Ale se revolvía en la cama, incapaz de dar un sentido a la noche. Se sentía muy culpable con Ylenia, sin motivo aparente. Tenía ganas de llorar. Volvía a ver a Virginia moviéndose de arriba abajo encima de él, desnuda, salvaje, hermosa, desinhibida. Se sentía mal porque le había gustado. Tenía ganas de perderse de nuevo dentro de ella, pero no podía. Sentía que era sencillamente un cabrón. Sin embargo, no había traicionado a nadie, aparte de a sí mismo. Quizá ni siquiera a sí mismo, a la vista de la situación. Podía vivir libremente su vida sin el rostro de Ylenia permanentemente grabado. Pero entonces ¿por qué ese sentimiento de culpa?
Era incapaz de dejar de pensar en ello y se quería morir. Virginia encima de él echando la cabeza hacia atrás, en su cabalgada de amor. Ella suspiraba y sonreía, y él la atraía hacía sí por los hombros para sentirla más suya, para penetrarla más, para besarle los pechos desnudos, ardientes, que se mecían al ritmo de su placer. Y luego apartarse un instante, para detenerse y besarla más, mientras ella, deseosa de conocer su sabor, lo mordisqueaba, lo lamía, lo besaba con ansia, hambrienta de él.
A continuación, de nuevo uno dentro del otro, en aquella loca carrera de pasión, enredándose en los vaqueros, aferrándose a sus nalgas, al tiempo que ella empujaba la pelvis, hacia él, hasta que, alcanzado el clímax, feliz, se apartaba, mientras él teñía de blanco unos granos de arena sobre los escollos, justo al lado de ella.
Después vestirse, en silencio, abochornados, sin saber qué pensar el uno del otro.

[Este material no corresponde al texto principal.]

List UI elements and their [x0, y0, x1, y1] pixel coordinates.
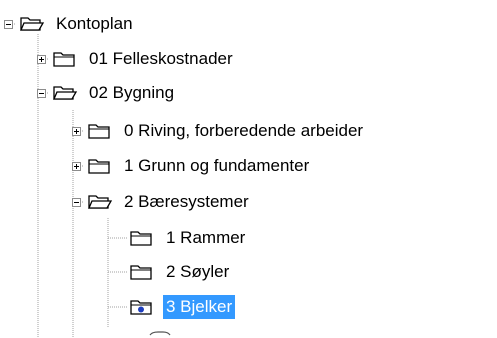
collapse-toggle-icon[interactable]	[72, 197, 81, 207]
tree-node-kontoplan[interactable]: Kontoplan	[4, 9, 136, 39]
tree-node-riving[interactable]: 0 Riving, forberedende arbeider	[72, 116, 366, 146]
folder-open-icon	[20, 17, 45, 31]
expand-toggle-icon[interactable]	[72, 161, 81, 171]
tree-node-soyler[interactable]: 2 Søyler	[129, 257, 232, 287]
collapse-toggle-icon[interactable]	[37, 88, 46, 98]
collapse-toggle-icon[interactable]	[4, 19, 13, 29]
tree-node-label: 2 Søyler	[166, 262, 230, 281]
folder-icon	[130, 231, 152, 246]
tree-node-bjelker[interactable]: 3 Bjelker	[129, 292, 236, 322]
folder-icon	[88, 124, 110, 139]
tree-node-felleskostnader[interactable]: 01 Felleskostnader	[37, 44, 236, 74]
tree-node-baeresystemer[interactable]: 2 Bæresystemer	[72, 187, 252, 217]
tree-node-bygning[interactable]: 02 Bygning	[37, 78, 177, 108]
expand-toggle-icon[interactable]	[37, 54, 46, 64]
account-tree: Kontoplan 01 Felleskostnader 02 Bygning …	[0, 0, 497, 338]
tree-node-rammer[interactable]: 1 Rammer	[129, 223, 248, 253]
tree-node-label: 3 Bjelker	[163, 295, 236, 319]
tree-node-label: Kontoplan	[56, 14, 133, 33]
folder-open-icon	[88, 195, 113, 209]
tree-node-grunn[interactable]: 1 Grunn og fundamenter	[72, 151, 312, 181]
expand-toggle-icon[interactable]	[72, 126, 81, 136]
folder-icon	[88, 159, 110, 174]
tree-node-label: 1 Grunn og fundamenter	[124, 156, 310, 175]
tree-node-label: 1 Rammer	[166, 228, 246, 247]
tree-node-label: 01 Felleskostnader	[89, 49, 233, 68]
tree-node-label: 0 Riving, forberedende arbeider	[124, 121, 364, 140]
folder-icon	[130, 265, 152, 280]
folder-selected-icon	[130, 300, 152, 315]
tree-node-label: 02 Bygning	[89, 83, 175, 102]
folder-icon	[53, 52, 75, 67]
folder-open-icon	[53, 86, 78, 100]
tree-node-label: 2 Bæresystemer	[124, 192, 249, 211]
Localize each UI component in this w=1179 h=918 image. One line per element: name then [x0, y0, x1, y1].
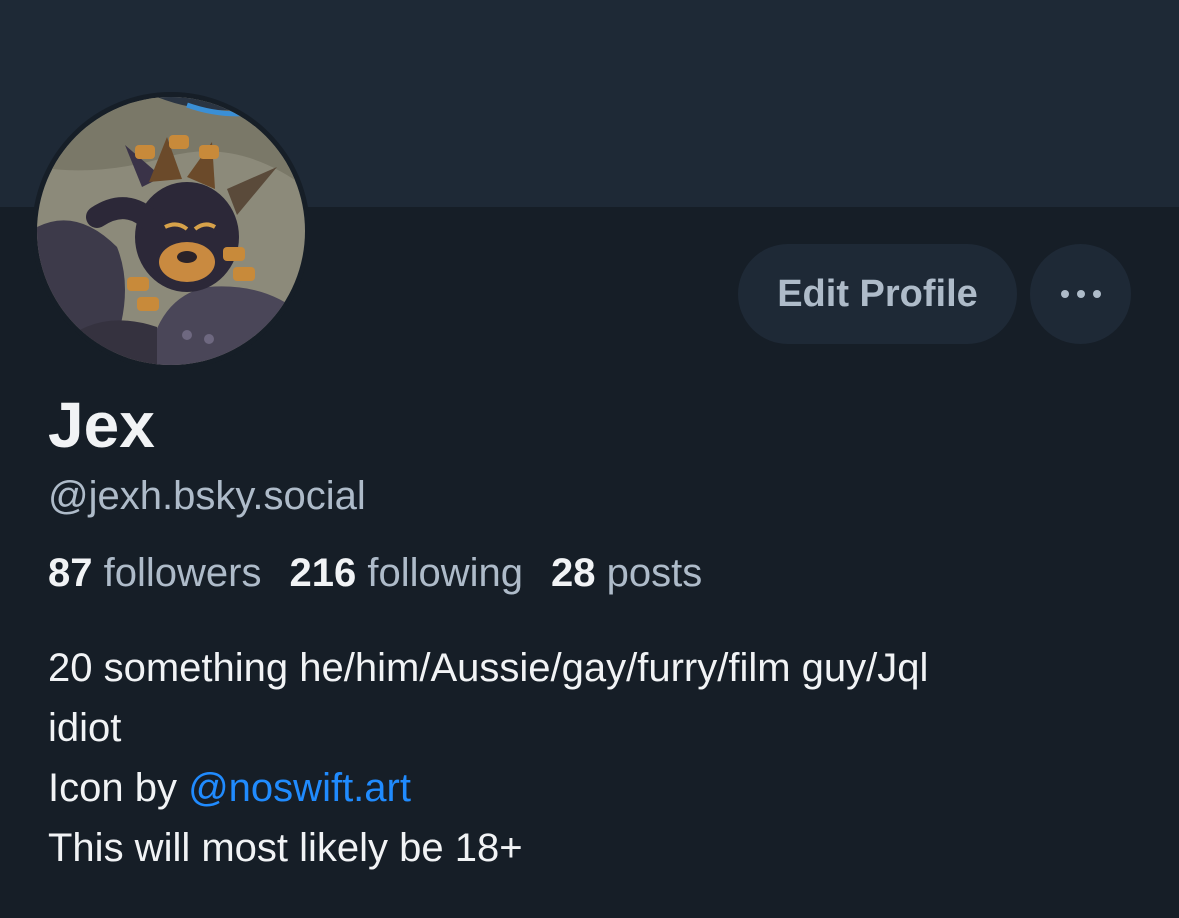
bio-line: This will most likely be 18+	[48, 826, 523, 870]
bio-line: idiot	[48, 706, 122, 750]
profile-stats: 87 followers 216 following 28 posts	[48, 549, 702, 597]
ellipsis-icon	[1092, 290, 1101, 298]
posts-count: 28	[551, 551, 596, 595]
followers-label: followers	[103, 551, 262, 595]
posts-count-stat: 28 posts	[551, 549, 702, 597]
bio-line: Icon by @noswift.art	[48, 758, 1148, 818]
following-link[interactable]: 216 following	[289, 549, 523, 597]
more-options-button[interactable]	[1030, 244, 1131, 344]
followers-count: 87	[48, 551, 93, 595]
avatar-illustration	[37, 97, 305, 365]
edit-profile-button[interactable]: Edit Profile	[738, 244, 1017, 344]
profile-bio: 20 something he/him/Aussie/gay/furry/fil…	[48, 638, 1148, 878]
ellipsis-icon	[1076, 290, 1085, 298]
ellipsis-icon	[1060, 290, 1069, 298]
posts-label: posts	[606, 551, 703, 595]
bio-mention-link[interactable]: @noswift.art	[188, 766, 411, 810]
profile-handle: @jexh.bsky.social	[48, 474, 366, 518]
followers-link[interactable]: 87 followers	[48, 549, 261, 597]
bio-line-text: Icon by	[48, 766, 189, 810]
bio-line: 20 something he/him/Aussie/gay/furry/fil…	[48, 646, 929, 690]
following-label: following	[367, 551, 523, 595]
display-name: Jex	[48, 389, 155, 461]
avatar[interactable]	[32, 92, 310, 370]
following-count: 216	[289, 551, 357, 595]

Y despedirse con un beso leve en los labios, cuyo sabor no recordaba. Un beso que lo unía a algo a lo que no quería estar unido. O tal vez sí.
Se levantó de la cama, sin saber qué hacer, con aquella culpa que lo oprimía, quitándole el sueño y el apetito. El pecado debía ser confesado. Quizá solo así conseguiría sentirse libre: solo si ella le decía que lo perdonaba, solo si ella comprendía, podría borrarlo.
Y de nuevo, después de mucho tiempo, marcó aquel número que nunca había olvidado.
—¿Diga?
—Buenos días, señor Luciani, soy Ale.
—Hola, Ale, ¿qué tal? Hace mucho que no vienes por aquí.
—Bueno, es que he estado un poco ocupado… ¿Ylenia está en casa?
—Lo siento, pero ha salido con su madre.
—Entiendo. Entonces, llamaré en otro momento. Adiós, y perdone las molestias.
—¡No es ninguna molestia, hombre! ¡Hasta pronto!
Ale colgó y sacó el móvil, a lo mejor tenía suerte e Ylenia le respondía. Le sorprendió ver parpadeando en la pantalla el icono del sobre. Y se quedó boquiabierto cuando leyó el SMS de Virginia: «Solo quería decirte que esta noche contigo ha sido maravillosa. Me encantaría volver a verte… quizá no me creas, pero te puedo asegurar que no soy ese tipo de chicas. No es propio de mí hacer el amor con un chico al que acabo de conocer, pero tú tienes algo especial. Espero verte pronto. Llámame. Virginia».
La noche anterior estaba tan borracho que ni siquiera recordaba que se hubieran intercambiado los números de teléfono. Ahora tendría que llamarla, o por lo menos responderle al SMS, pero ¿para decirle qué? Apagó el móvil y se metió de nuevo bajo las mantas. Ya era mediodía, pero no tenía ganas de comer ni de ver a nadie. Tenía una resaca tremenda y se sentía espantosamente confundido.
Luego, de repente, se le ocurrió una idea.
«¡Será la prueba del nueve! —se dijo—. Este es el último intento. ¡Si sale mal, me entregaré en cuerpo y alma a Virginia y apartaré para siempre a Ylenia de mi vida!» Se vistió a toda prisa y salió de casa.